$TIDE Seashell Formulas

This document describes the generalistic formulas to allocate Seashells (Points) to individual users of TideFlow participating in free games and wager games. Seashells will later be converted into $TIDE tokens.

Participation in free and wager games is tracked separately

Silver Seashells
- Awarded for free games
- Reward currency for social tasks
Gold Seashells
- Exclusively earned for playing wager games

This ensures an effective airdrop allocation to players. Players of wager games will be adequately rewarded, preventing dilution by free-to-play users.

Determining Seashells Per Game

Initially we have to define the total number of seashells available for distribution in a single multiplayer game.

At its simplest, the total number of seashells within a single lobby is calculated as such:

$\text{Total Seashells in game =Total number of players General Boost Community Boost Wager Boost}$

General Boost: Note that the “General Boost” is set at 100% across all community sizes.
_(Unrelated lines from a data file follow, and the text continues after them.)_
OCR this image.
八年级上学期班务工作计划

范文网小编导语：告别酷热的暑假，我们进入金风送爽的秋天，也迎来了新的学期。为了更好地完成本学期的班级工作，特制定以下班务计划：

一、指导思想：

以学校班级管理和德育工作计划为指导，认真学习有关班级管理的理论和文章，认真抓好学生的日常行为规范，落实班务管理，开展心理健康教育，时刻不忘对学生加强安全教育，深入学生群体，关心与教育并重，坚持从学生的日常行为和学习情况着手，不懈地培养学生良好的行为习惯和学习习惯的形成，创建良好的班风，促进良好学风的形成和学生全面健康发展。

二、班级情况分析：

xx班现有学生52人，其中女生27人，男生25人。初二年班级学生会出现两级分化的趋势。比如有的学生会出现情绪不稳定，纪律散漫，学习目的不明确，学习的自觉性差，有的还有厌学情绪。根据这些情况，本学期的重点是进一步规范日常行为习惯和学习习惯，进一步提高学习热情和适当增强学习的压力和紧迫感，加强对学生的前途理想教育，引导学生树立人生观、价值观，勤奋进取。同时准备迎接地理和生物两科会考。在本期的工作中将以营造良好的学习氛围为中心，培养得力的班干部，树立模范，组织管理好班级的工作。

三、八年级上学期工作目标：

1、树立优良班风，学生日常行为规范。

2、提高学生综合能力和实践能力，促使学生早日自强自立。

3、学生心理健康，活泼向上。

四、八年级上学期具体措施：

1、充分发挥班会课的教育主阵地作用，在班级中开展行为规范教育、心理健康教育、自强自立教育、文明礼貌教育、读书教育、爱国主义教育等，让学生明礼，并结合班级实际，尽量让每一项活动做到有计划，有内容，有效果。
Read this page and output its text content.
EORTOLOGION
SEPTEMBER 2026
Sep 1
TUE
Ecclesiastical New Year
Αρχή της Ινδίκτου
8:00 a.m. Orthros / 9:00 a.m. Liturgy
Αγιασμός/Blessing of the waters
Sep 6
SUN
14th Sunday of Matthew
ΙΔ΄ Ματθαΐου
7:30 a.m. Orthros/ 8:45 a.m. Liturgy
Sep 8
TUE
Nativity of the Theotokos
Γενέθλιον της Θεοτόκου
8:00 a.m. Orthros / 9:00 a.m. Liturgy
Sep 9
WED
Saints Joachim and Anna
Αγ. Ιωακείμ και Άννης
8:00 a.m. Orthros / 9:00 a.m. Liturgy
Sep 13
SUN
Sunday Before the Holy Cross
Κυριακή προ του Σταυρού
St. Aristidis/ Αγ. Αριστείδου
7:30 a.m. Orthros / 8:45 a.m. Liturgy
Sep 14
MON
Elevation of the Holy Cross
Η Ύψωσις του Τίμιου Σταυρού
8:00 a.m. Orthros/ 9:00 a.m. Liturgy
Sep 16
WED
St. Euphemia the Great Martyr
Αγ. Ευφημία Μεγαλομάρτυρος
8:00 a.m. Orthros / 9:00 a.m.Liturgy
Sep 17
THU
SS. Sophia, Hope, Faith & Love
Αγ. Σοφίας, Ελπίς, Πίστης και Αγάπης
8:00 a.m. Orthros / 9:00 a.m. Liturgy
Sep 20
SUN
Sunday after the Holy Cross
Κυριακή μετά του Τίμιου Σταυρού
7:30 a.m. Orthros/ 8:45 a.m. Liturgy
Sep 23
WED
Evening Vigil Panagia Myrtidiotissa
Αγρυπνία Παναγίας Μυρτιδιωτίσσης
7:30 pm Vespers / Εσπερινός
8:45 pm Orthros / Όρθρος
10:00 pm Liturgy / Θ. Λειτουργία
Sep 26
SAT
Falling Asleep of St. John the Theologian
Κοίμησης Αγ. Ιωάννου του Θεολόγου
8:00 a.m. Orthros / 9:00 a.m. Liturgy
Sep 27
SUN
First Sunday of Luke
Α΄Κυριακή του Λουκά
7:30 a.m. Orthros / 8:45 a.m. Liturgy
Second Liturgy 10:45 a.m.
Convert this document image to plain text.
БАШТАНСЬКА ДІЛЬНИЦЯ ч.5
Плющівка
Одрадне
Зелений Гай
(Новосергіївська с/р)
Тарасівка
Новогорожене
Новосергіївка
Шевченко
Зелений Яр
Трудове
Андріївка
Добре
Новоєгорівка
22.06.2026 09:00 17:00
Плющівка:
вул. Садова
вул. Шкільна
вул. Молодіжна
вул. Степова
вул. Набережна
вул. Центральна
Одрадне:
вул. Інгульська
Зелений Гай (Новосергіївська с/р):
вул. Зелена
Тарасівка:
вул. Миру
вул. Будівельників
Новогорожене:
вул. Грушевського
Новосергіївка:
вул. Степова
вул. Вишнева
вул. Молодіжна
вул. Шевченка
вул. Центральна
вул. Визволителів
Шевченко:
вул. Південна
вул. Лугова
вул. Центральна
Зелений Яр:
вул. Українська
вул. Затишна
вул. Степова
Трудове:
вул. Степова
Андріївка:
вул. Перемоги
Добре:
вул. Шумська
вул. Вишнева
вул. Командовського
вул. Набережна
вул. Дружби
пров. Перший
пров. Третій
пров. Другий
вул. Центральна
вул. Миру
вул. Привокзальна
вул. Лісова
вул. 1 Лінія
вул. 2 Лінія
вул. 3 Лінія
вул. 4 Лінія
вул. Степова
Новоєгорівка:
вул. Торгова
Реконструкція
This is in order to give two Seashells/player as a base rate.

Community Boost: Scale with the number of players that join one single game to incentivize larger communities.

Wager Boost (only in wager games): Scales with the wager each participant in a game bets by that incentivizing communities or games with larger wagers.

This simplified logic can further be expressed in the following way.

Let:

SH_{Total} = \text{Total amount of seashells available for distribution in a single (multiplayer) game}

N = \text{Total number of players in a single (multiplayer) game}

Boost_{b} = \text{The individual boost to incentivize large multiplier games according to the following table}

SH_{Total} = f(N) = N * \left( 1 + \displaystyle\sum_{b=0}^{B} Boost_b \right)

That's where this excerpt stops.